Cerchiamo allora di conoscere Cristo come è rivelato nella parola: «scrutiamo le Scritture, che ne testimoniano», e preghiamo per gli influssi illuminanti di quello Spirito, il cui ufficio è quello di «glorificare Cristo, prendendo le cose che sono sue e ce le annunzia». Vergogniamoci che Giobbe, che visse prima che ci fosse una qualsiasi testimonianza scritta di Cristo nel mondo, conoscesse Cristo più di noi, che viviamo nello splendore meridiano della luce del Vangelo. E, qualunque cosa abbiamo ottenuto, cerchiamo ogni giorno di "crescere nella grazia e nella conoscenza del nostro Signore e Salvatore Gesù Cristo".]
3. Non c'è stato, per quanto afflitto, in cui un'assicurazione fondata sulla conoscenza di Cristo non ci sosterrà e non ci conforterà:
[È degno di osservazione, che dall'istante in cui Giobbe pronunciò queste parole fu in grado di sopprimere, in misura considerevole, i suoi amari mormorii e lamenti. E di quale sostegno maggiore può avere bisogno un uomo che sapere che ha Cristo per il suo Dio redentore, e che dopo qualche altro conflitto lo godrà per sempre [Nota: 1 Tessalonicesi 4:17 .

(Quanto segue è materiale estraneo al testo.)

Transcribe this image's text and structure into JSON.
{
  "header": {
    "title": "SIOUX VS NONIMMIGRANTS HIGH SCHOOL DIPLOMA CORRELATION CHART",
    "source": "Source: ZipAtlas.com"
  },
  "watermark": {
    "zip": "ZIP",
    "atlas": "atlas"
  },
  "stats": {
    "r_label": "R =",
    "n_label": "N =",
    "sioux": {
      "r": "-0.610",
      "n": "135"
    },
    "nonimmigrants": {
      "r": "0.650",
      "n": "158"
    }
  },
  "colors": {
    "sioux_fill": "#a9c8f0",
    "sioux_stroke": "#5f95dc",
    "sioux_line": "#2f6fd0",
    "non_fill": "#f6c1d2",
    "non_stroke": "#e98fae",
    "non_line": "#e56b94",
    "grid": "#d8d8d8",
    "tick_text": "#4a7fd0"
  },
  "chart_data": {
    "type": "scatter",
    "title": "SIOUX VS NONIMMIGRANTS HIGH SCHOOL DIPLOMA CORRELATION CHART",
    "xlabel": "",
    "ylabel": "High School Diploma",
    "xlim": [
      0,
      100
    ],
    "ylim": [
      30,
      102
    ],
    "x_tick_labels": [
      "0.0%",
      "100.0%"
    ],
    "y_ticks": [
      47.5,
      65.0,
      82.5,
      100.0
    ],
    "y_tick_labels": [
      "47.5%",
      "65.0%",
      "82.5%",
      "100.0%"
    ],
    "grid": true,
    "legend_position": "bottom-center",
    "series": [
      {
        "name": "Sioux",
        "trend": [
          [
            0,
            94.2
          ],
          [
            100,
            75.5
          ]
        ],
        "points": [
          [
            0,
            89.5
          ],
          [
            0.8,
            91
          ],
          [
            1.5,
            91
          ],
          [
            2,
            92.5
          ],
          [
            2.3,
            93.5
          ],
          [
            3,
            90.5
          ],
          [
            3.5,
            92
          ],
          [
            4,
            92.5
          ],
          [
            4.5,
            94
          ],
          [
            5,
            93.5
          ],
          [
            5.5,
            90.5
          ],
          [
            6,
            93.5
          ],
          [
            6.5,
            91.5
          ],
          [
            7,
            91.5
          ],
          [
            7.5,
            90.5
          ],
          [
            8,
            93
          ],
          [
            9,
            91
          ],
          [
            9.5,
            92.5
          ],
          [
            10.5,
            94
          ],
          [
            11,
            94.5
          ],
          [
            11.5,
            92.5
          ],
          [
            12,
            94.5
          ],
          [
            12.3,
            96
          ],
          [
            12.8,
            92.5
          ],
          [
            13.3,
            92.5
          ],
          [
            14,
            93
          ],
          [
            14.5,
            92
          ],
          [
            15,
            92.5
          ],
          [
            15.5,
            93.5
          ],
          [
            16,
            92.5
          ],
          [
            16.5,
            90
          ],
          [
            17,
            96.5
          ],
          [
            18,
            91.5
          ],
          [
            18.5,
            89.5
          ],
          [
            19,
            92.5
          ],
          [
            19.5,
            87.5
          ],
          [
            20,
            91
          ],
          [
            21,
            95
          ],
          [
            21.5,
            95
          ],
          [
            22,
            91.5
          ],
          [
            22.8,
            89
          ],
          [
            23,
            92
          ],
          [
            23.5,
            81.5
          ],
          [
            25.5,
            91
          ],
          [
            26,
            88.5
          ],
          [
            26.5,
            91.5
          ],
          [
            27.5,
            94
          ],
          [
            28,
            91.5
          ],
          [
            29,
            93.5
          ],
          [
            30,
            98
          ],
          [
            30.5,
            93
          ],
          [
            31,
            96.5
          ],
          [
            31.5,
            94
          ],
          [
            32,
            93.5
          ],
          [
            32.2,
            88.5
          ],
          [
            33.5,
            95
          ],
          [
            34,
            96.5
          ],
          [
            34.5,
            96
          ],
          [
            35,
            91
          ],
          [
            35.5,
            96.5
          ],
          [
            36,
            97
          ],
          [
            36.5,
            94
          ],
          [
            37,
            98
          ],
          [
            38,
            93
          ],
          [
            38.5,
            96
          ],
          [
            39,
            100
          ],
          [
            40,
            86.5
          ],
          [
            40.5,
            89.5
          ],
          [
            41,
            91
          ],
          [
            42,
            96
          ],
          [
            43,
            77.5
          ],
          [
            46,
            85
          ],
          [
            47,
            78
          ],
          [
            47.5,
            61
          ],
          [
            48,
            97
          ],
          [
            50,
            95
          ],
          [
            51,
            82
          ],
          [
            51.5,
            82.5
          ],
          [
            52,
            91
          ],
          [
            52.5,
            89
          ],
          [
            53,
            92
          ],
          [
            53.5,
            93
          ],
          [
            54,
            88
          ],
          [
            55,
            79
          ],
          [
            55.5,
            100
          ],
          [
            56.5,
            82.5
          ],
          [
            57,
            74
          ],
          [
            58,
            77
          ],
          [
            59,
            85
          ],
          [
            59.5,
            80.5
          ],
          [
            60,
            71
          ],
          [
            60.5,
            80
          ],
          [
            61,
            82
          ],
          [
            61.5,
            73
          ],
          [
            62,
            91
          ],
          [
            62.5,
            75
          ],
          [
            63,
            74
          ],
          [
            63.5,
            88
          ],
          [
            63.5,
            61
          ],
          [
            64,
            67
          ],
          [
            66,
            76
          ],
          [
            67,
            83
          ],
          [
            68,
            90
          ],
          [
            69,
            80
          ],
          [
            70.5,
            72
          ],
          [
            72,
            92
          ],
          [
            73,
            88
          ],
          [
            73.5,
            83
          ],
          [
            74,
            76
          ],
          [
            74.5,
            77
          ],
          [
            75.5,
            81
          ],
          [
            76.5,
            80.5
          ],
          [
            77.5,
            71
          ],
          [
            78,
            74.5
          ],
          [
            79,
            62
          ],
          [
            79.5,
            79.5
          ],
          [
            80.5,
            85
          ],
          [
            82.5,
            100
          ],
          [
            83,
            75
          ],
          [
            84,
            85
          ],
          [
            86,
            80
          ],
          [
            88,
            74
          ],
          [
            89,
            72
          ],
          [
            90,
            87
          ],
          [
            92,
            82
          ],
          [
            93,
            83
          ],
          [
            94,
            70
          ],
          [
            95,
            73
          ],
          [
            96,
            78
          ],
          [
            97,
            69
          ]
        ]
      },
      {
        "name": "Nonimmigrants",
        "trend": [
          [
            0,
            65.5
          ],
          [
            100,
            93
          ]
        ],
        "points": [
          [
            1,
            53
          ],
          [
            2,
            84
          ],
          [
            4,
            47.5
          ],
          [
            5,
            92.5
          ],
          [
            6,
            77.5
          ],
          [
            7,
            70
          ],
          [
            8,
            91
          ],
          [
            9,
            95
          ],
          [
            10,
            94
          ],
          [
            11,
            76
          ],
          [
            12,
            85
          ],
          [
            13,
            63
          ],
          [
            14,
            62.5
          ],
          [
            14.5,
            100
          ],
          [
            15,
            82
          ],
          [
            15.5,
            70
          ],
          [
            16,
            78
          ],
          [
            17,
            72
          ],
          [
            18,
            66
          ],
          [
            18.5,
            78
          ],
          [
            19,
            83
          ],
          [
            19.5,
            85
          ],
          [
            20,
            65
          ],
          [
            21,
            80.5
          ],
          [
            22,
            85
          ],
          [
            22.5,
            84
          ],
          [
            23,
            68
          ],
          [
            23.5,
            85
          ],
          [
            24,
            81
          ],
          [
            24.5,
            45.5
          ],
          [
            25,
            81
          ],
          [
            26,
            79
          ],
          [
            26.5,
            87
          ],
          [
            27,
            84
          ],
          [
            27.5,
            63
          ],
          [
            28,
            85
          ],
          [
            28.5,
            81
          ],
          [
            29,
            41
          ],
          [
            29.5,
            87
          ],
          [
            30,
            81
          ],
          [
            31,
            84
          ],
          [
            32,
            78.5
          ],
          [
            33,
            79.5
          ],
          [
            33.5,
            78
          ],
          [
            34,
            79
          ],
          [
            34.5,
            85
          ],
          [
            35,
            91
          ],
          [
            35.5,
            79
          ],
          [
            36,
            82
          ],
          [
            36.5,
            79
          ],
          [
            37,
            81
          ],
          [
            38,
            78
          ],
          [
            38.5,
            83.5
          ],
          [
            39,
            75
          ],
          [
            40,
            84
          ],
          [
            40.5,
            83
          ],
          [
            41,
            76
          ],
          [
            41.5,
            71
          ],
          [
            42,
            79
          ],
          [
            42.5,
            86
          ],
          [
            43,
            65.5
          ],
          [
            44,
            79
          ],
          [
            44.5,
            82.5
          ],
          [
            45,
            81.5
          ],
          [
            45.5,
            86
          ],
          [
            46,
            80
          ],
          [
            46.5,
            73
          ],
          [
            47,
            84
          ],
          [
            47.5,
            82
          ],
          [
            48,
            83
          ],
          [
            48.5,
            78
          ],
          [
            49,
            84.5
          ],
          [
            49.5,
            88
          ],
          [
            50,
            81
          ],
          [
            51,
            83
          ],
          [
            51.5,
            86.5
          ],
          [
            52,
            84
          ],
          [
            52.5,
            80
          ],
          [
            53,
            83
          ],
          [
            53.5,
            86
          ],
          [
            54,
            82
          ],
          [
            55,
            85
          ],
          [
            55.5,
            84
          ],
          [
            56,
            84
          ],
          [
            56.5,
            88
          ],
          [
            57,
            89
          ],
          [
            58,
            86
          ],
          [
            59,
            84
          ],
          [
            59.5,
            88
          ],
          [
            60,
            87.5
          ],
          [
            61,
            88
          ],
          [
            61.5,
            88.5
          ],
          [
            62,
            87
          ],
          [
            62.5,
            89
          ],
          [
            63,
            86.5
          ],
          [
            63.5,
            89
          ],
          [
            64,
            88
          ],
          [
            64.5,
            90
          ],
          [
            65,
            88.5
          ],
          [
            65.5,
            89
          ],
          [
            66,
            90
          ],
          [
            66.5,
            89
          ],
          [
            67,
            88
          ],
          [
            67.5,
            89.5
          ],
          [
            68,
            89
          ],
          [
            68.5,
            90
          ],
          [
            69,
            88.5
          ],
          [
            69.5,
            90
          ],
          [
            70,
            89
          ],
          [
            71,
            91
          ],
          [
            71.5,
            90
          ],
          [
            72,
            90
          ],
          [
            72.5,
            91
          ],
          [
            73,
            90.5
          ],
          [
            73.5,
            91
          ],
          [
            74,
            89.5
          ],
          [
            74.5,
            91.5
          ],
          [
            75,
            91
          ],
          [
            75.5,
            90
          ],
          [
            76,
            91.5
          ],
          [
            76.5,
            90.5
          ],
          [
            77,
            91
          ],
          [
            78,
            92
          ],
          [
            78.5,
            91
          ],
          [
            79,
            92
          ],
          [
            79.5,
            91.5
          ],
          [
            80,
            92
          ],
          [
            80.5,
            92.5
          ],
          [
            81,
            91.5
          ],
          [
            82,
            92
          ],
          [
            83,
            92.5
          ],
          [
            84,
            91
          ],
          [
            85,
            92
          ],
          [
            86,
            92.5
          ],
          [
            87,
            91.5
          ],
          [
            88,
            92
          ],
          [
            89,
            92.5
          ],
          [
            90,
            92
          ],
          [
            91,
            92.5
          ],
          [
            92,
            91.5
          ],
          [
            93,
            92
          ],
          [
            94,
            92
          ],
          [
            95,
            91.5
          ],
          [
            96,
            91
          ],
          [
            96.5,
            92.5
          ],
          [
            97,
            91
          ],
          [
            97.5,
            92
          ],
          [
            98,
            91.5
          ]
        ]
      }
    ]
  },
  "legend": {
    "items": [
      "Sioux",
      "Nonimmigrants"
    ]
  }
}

]? Non ci aspettiamo infatti che una persona sia sempre così elevata da queste considerazioni, da elevarsi al di sopra di ogni senso delle sue afflizioni. Ma a volte anche questo può essere goduto; e in ogni momento possiamo sperare di "possedere le nostre anime nella pazienza, finché la pazienza non avrà la sua opera perfetta, e saremo perfetti e integri, senza mancare di nulla". I figli e le figlie dell'afflizione ricorrano allora a questo rimedio: si adoperino per raggiungere la sensazione grata di essere stati tradotti dal regno delle tenebre nel regno del caro Figlio di Dio; e allora non hanno bisogno di temere, ma di essere rafforzati in ogni pazienza e longanimità con gioia [Nota: Colossesi 1:11 .
]. Cerchino una prova che sono di Cristo: implorino lo Spirito Santo di testimoniare al loro spirito che sono figli di Dio; e poi le loro prove, per quanto gravi all'epoca, serviranno solo da vento turbolento, per portarli più rapidamente al porto desiderato.]